Two (new?) Versions of the A-theory

I’m not sure if this is truly original, but I have never encountered anyone defending either of the following two versions of the A-theory of time. Possibly because they are so wildly esoteric as to stand on the periphery of intelligibility. To explain them, let’s begin by thinking about the properties of Presentism, and C.D. Broad’s growing-block theory of time. On Presentism the set of things which exist is identical to the set of things which exist right now. Presentists think that there are no real future events (the future is not ‘waiting for us to get there’), and past events have literally gone out of existence. To become present is to become, full stop. On such a view not all the A-properties distinguished by J.M.E. Mctaggart in his famous essay The Unreality of Time are instantiated. It seems that a prerequisite for an event to literally have a property, such as the property of being ‘future,’ is that the event has to literally exist. If a thing literally fails to exist then it cannot literally have properties of any kind.
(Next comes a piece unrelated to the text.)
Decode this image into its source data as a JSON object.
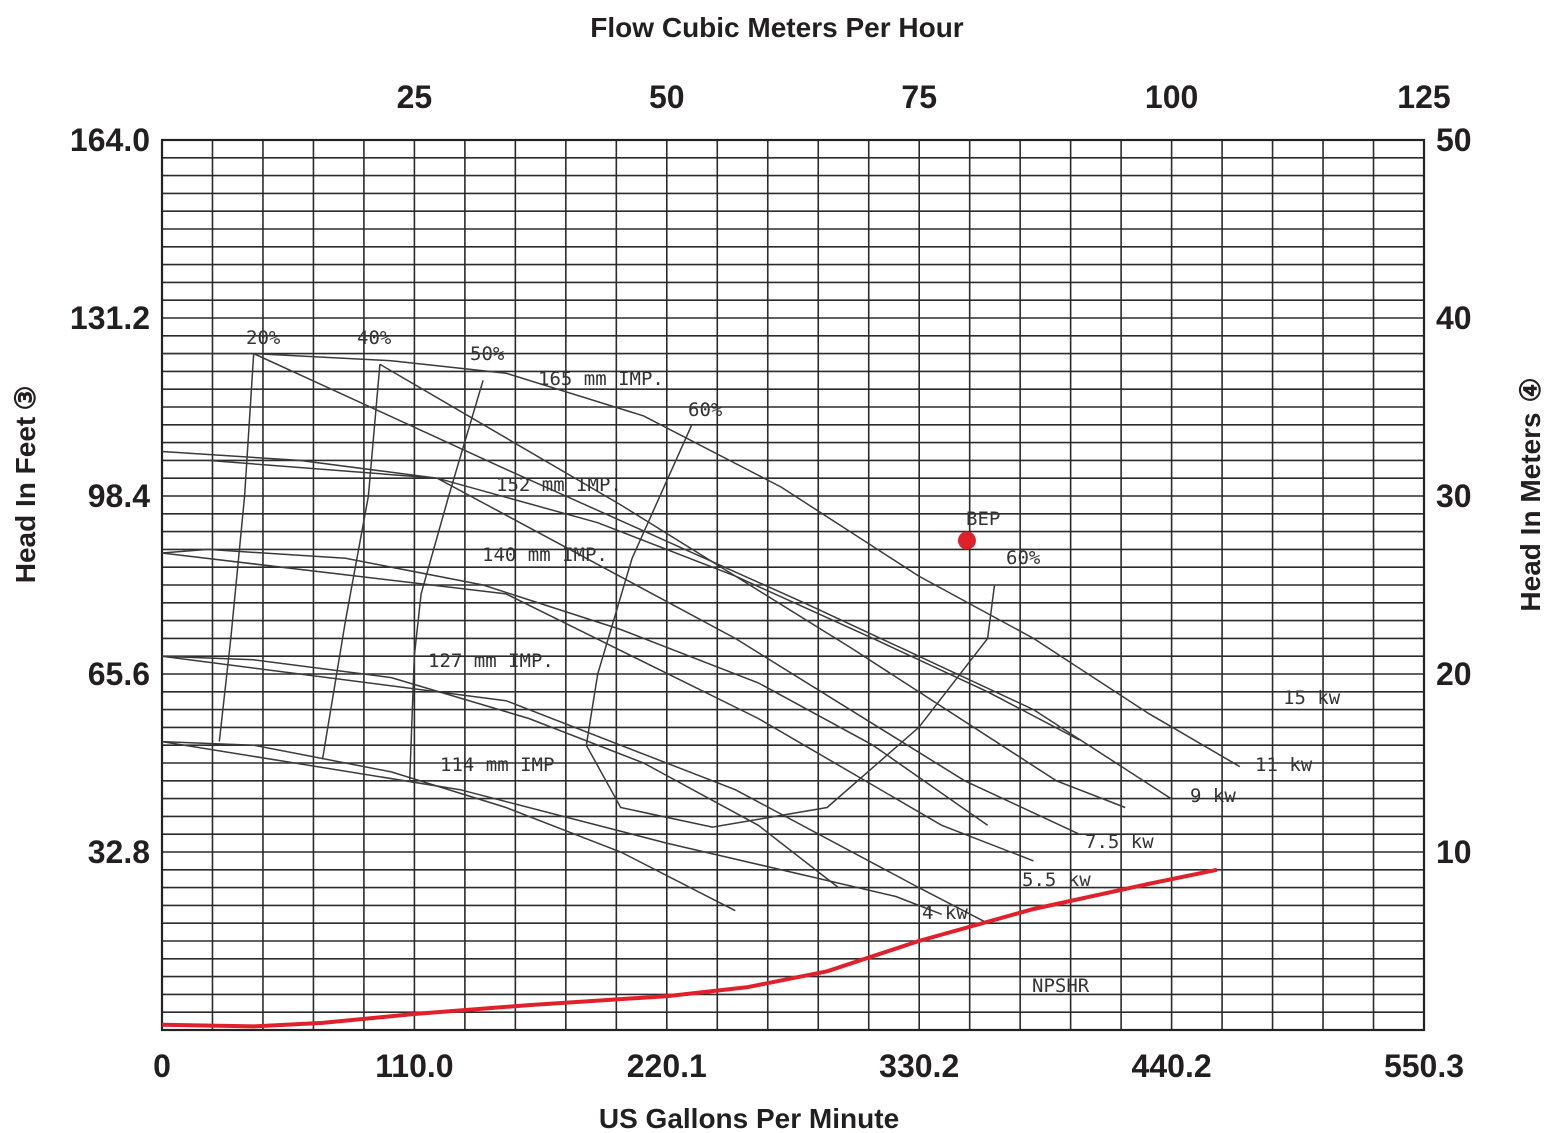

Similarly, on Broad’s growing-block theory of time, things which are present come into existence at the present, and they continue to exist even once they have inherited the property of being ‘past,’ but future events do not literally exist (or have A-properties) at all.

Keeping these in mind, here are two other views. Since I’ve never encountered them in the literature before, I will take the liberty of giving them names. Let’s call them Apresentism and deteriorating-block theory, respectively.
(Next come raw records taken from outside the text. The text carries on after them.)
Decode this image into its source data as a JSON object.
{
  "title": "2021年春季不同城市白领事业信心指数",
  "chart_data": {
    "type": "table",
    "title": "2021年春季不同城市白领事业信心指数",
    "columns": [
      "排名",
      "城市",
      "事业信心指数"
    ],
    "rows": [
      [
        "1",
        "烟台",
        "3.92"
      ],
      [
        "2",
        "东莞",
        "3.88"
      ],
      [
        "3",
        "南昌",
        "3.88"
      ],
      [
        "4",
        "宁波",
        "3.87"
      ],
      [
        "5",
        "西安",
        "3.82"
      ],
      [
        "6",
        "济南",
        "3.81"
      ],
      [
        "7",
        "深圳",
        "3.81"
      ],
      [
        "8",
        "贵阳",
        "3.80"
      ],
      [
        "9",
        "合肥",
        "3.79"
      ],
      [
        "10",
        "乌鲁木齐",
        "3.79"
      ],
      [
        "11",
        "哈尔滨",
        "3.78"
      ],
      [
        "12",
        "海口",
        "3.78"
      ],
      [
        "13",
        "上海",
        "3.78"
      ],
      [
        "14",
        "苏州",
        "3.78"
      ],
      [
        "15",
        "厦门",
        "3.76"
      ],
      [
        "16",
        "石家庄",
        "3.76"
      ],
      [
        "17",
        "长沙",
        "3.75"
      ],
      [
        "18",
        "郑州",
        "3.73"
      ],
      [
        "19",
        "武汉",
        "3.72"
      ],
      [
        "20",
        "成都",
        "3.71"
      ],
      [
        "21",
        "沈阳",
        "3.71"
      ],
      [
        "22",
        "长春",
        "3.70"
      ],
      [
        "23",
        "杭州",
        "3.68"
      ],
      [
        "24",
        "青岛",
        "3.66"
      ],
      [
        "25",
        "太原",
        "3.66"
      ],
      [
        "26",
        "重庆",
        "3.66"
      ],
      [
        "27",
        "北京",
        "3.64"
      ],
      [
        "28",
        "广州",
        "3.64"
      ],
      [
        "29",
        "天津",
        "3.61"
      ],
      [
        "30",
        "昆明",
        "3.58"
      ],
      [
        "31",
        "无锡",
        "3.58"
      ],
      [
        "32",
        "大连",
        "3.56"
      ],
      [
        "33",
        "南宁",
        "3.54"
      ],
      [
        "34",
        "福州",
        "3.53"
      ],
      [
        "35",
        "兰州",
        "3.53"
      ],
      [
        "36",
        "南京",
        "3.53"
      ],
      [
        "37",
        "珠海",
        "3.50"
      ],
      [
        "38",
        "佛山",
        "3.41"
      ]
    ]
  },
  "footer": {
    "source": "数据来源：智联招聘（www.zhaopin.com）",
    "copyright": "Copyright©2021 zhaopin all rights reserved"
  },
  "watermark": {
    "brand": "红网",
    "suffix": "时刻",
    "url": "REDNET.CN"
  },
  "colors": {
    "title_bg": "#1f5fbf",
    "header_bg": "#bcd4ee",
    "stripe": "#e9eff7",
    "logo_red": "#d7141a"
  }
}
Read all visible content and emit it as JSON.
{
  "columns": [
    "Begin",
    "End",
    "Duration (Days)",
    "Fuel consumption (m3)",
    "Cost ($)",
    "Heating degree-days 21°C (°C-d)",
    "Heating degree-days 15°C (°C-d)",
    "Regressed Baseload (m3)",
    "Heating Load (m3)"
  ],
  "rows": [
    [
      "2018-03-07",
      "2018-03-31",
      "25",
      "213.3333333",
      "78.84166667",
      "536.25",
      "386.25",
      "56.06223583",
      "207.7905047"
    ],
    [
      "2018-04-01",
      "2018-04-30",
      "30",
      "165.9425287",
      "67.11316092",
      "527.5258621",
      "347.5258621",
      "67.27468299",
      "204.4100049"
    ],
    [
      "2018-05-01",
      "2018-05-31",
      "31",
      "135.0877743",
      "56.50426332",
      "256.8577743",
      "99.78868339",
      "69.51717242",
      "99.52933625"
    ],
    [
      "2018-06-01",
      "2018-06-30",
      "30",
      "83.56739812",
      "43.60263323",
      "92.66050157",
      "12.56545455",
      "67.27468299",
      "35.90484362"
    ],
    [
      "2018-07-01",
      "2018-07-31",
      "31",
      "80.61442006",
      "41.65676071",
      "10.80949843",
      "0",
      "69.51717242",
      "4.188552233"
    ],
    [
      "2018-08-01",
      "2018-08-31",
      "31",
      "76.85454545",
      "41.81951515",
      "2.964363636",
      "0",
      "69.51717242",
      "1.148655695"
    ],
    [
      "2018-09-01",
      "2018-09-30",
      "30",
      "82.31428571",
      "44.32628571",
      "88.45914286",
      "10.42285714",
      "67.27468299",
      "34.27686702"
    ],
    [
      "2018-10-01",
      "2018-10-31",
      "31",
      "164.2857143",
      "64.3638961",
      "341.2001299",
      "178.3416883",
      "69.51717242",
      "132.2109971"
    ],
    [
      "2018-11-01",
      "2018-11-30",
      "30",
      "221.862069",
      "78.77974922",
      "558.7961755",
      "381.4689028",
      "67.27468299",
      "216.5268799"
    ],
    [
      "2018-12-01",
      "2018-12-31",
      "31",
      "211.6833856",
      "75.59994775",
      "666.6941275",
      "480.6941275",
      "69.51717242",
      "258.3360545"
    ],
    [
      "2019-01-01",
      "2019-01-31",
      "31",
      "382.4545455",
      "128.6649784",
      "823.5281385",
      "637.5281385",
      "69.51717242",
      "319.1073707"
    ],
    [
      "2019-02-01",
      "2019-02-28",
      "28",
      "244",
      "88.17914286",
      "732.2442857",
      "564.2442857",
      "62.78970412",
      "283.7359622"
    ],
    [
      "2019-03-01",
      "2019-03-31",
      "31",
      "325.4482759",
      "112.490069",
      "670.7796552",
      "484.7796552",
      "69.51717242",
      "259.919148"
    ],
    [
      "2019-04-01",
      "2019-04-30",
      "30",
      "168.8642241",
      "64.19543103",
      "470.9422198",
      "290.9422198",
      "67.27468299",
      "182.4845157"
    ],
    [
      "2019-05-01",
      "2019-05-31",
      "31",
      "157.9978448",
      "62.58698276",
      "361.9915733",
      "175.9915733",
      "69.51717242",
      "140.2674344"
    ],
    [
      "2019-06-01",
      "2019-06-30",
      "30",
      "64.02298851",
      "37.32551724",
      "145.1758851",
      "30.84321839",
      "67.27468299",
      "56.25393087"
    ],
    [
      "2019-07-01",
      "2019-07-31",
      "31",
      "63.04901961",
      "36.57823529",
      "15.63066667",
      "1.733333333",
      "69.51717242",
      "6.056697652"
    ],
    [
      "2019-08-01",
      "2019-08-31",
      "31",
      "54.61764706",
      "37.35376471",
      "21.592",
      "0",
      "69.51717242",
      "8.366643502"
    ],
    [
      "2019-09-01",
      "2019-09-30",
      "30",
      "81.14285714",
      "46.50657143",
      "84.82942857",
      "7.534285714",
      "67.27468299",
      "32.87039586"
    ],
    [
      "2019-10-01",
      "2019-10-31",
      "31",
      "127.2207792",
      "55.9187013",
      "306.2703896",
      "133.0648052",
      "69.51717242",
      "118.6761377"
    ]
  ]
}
On Apresentism events bear either the A-property of being future, the A-property of being past, or both, but no events bear neither. In particular, no events bear the A-property of being present. This is because the present, on this view, literally does not exist. The category of the ‘present’ is simply a heuristic tool, a useful fiction, but what it picks out is events which have both the A-properties of being past, and the A-properties of being future. All that ever really happens, on this view, is that events go from having exclusively future A-properties, to having both future and past A-properties, and then finally to having exclusively past A-properties. Is this view logically possible? I’m not inclined to think that it is, but showing what, precisely, has to be wrong with it remains a tall order. If one can show what is wrong with it, then I suspect one will be able to show what is wrong with presentism, but this is just a philosophical hunch.[1]
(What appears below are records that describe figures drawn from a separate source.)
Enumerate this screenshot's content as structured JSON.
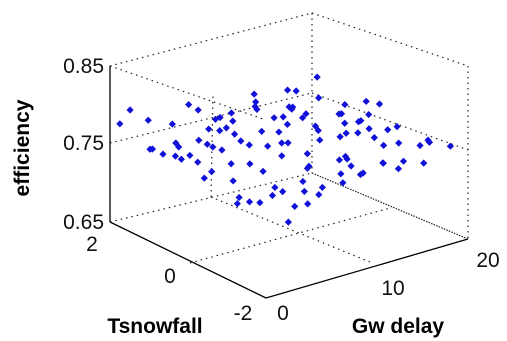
{
  "chart_data": {
    "type": "scatter3d",
    "zlabel": "efficiency",
    "ylabel": "Tsnowfall",
    "xlabel": "Gw delay",
    "xlim": [
      0,
      20
    ],
    "ylim": [
      -2,
      2
    ],
    "zlim": [
      0.65,
      0.85
    ],
    "xticks": [
      "0",
      "10",
      "20"
    ],
    "yticks": [
      "2",
      "0",
      "-2"
    ],
    "zticks": [
      "0.85",
      "0.75",
      "0.65"
    ],
    "grid": true,
    "marker_color": "#1010d8",
    "marker": "diamond",
    "points": [
      [
        0.5,
        0.3,
        0.77
      ],
      [
        1.0,
        0.9,
        0.76
      ],
      [
        1.5,
        1.3,
        0.755
      ],
      [
        2.0,
        0.1,
        0.745
      ],
      [
        0.8,
        -0.4,
        0.77
      ],
      [
        1.8,
        -0.8,
        0.735
      ],
      [
        2.5,
        0.6,
        0.76
      ],
      [
        3.0,
        1.1,
        0.745
      ],
      [
        3.5,
        -0.2,
        0.765
      ],
      [
        4.0,
        0.4,
        0.77
      ],
      [
        4.5,
        -1.0,
        0.74
      ],
      [
        5.0,
        0.8,
        0.76
      ],
      [
        5.5,
        -0.5,
        0.755
      ],
      [
        6.0,
        0.2,
        0.775
      ],
      [
        6.5,
        -1.3,
        0.745
      ],
      [
        7.0,
        1.0,
        0.765
      ],
      [
        7.5,
        -0.1,
        0.77
      ],
      [
        8.0,
        0.5,
        0.755
      ],
      [
        8.5,
        -0.9,
        0.76
      ],
      [
        9.0,
        0.0,
        0.78
      ],
      [
        9.5,
        -0.6,
        0.765
      ],
      [
        10.0,
        0.7,
        0.76
      ],
      [
        10.5,
        -1.2,
        0.75
      ],
      [
        11.0,
        0.3,
        0.775
      ],
      [
        11.5,
        -0.4,
        0.77
      ],
      [
        12.0,
        0.9,
        0.765
      ],
      [
        12.5,
        -0.8,
        0.755
      ],
      [
        13.0,
        0.1,
        0.77
      ],
      [
        13.5,
        -1.5,
        0.76
      ],
      [
        14.0,
        0.6,
        0.77
      ],
      [
        14.5,
        -0.3,
        0.765
      ],
      [
        15.0,
        1.2,
        0.76
      ],
      [
        2.2,
        -0.3,
        0.79
      ],
      [
        3.2,
        -1.4,
        0.765
      ],
      [
        4.2,
        1.4,
        0.75
      ],
      [
        5.2,
        -1.6,
        0.77
      ],
      [
        6.2,
        0.9,
        0.785
      ],
      [
        7.2,
        -0.7,
        0.79
      ],
      [
        8.2,
        1.3,
        0.77
      ],
      [
        9.2,
        -1.5,
        0.78
      ],
      [
        10.2,
        0.2,
        0.79
      ],
      [
        11.2,
        -1.0,
        0.79
      ],
      [
        12.2,
        0.5,
        0.785
      ],
      [
        13.2,
        -0.6,
        0.79
      ],
      [
        14.2,
        -1.1,
        0.78
      ],
      [
        15.2,
        0.0,
        0.78
      ],
      [
        16.0,
        -0.5,
        0.77
      ],
      [
        16.5,
        0.4,
        0.765
      ],
      [
        17.0,
        -1.0,
        0.76
      ],
      [
        17.5,
        0.1,
        0.76
      ],
      [
        18.0,
        -0.7,
        0.77
      ],
      [
        18.5,
        -1.4,
        0.765
      ],
      [
        19.0,
        -0.2,
        0.75
      ],
      [
        19.5,
        -0.9,
        0.745
      ],
      [
        19.8,
        -1.6,
        0.76
      ],
      [
        19.2,
        0.6,
        0.74
      ],
      [
        3.8,
        0.0,
        0.805
      ],
      [
        5.8,
        -0.9,
        0.8
      ],
      [
        7.8,
        0.3,
        0.81
      ],
      [
        9.8,
        -0.4,
        0.805
      ],
      [
        11.8,
        -1.3,
        0.8
      ],
      [
        13.8,
        0.8,
        0.795
      ],
      [
        14.8,
        -0.8,
        0.8
      ],
      [
        12.8,
        -1.7,
        0.79
      ],
      [
        10.8,
        1.1,
        0.795
      ],
      [
        8.8,
        -1.8,
        0.79
      ],
      [
        6.8,
        1.5,
        0.78
      ],
      [
        4.8,
        -0.6,
        0.72
      ],
      [
        6.4,
        0.5,
        0.715
      ],
      [
        8.6,
        -0.2,
        0.71
      ],
      [
        10.6,
        -0.7,
        0.72
      ],
      [
        12.6,
        0.2,
        0.715
      ],
      [
        14.6,
        -0.4,
        0.725
      ],
      [
        16.2,
        -1.2,
        0.735
      ],
      [
        5.6,
        1.2,
        0.725
      ],
      [
        7.6,
        -1.1,
        0.72
      ],
      [
        9.6,
        0.9,
        0.715
      ],
      [
        11.6,
        0.6,
        0.725
      ],
      [
        13.6,
        -0.9,
        0.73
      ],
      [
        15.6,
        0.7,
        0.74
      ],
      [
        2.8,
        1.7,
        0.74
      ],
      [
        1.2,
        -1.0,
        0.75
      ],
      [
        0.3,
        -1.5,
        0.76
      ],
      [
        0.2,
        1.8,
        0.78
      ],
      [
        1.6,
        1.9,
        0.79
      ],
      [
        3.4,
        1.9,
        0.77
      ],
      [
        5.4,
        1.8,
        0.76
      ],
      [
        7.4,
        1.9,
        0.775
      ],
      [
        17.8,
        -0.3,
        0.79
      ],
      [
        18.8,
        0.3,
        0.775
      ],
      [
        17.2,
        -1.7,
        0.78
      ],
      [
        16.8,
        1.0,
        0.77
      ],
      [
        13.0,
        1.6,
        0.755
      ],
      [
        11.0,
        1.7,
        0.745
      ],
      [
        9.0,
        1.8,
        0.74
      ],
      [
        15.8,
        1.5,
        0.75
      ],
      [
        6.0,
        -1.8,
        0.755
      ],
      [
        4.0,
        -1.7,
        0.745
      ],
      [
        2.6,
        -1.9,
        0.735
      ],
      [
        8.0,
        -1.9,
        0.765
      ],
      [
        10.0,
        -1.9,
        0.77
      ],
      [
        12.0,
        -1.9,
        0.775
      ],
      [
        14.0,
        -1.9,
        0.77
      ],
      [
        16.0,
        -1.9,
        0.76
      ],
      [
        12.4,
        -0.1,
        0.84
      ],
      [
        13.6,
        -0.5,
        0.81
      ],
      [
        11.4,
        0.4,
        0.815
      ],
      [
        9.4,
        0.7,
        0.8
      ],
      [
        7.0,
        0.7,
        0.795
      ],
      [
        5.0,
        0.1,
        0.79
      ],
      [
        3.0,
        0.5,
        0.78
      ],
      [
        1.4,
        0.6,
        0.775
      ]
    ]
  }
}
The deteriorating-block theory is exactly what it sounds like. In place of events having the A-property of being present, and then inheriting the A-property of being past, but never literally having had the A-property of being future (so that layers and layers are added on to the world as the present rolls on), this view suggests that events have the A-property of being future, or the A-property of being present, but to become past is to fall out of existence entirely. Thus, the future is real, the present is real, and the present represents a sort of ontological precipice – events which cease to be present cease to be.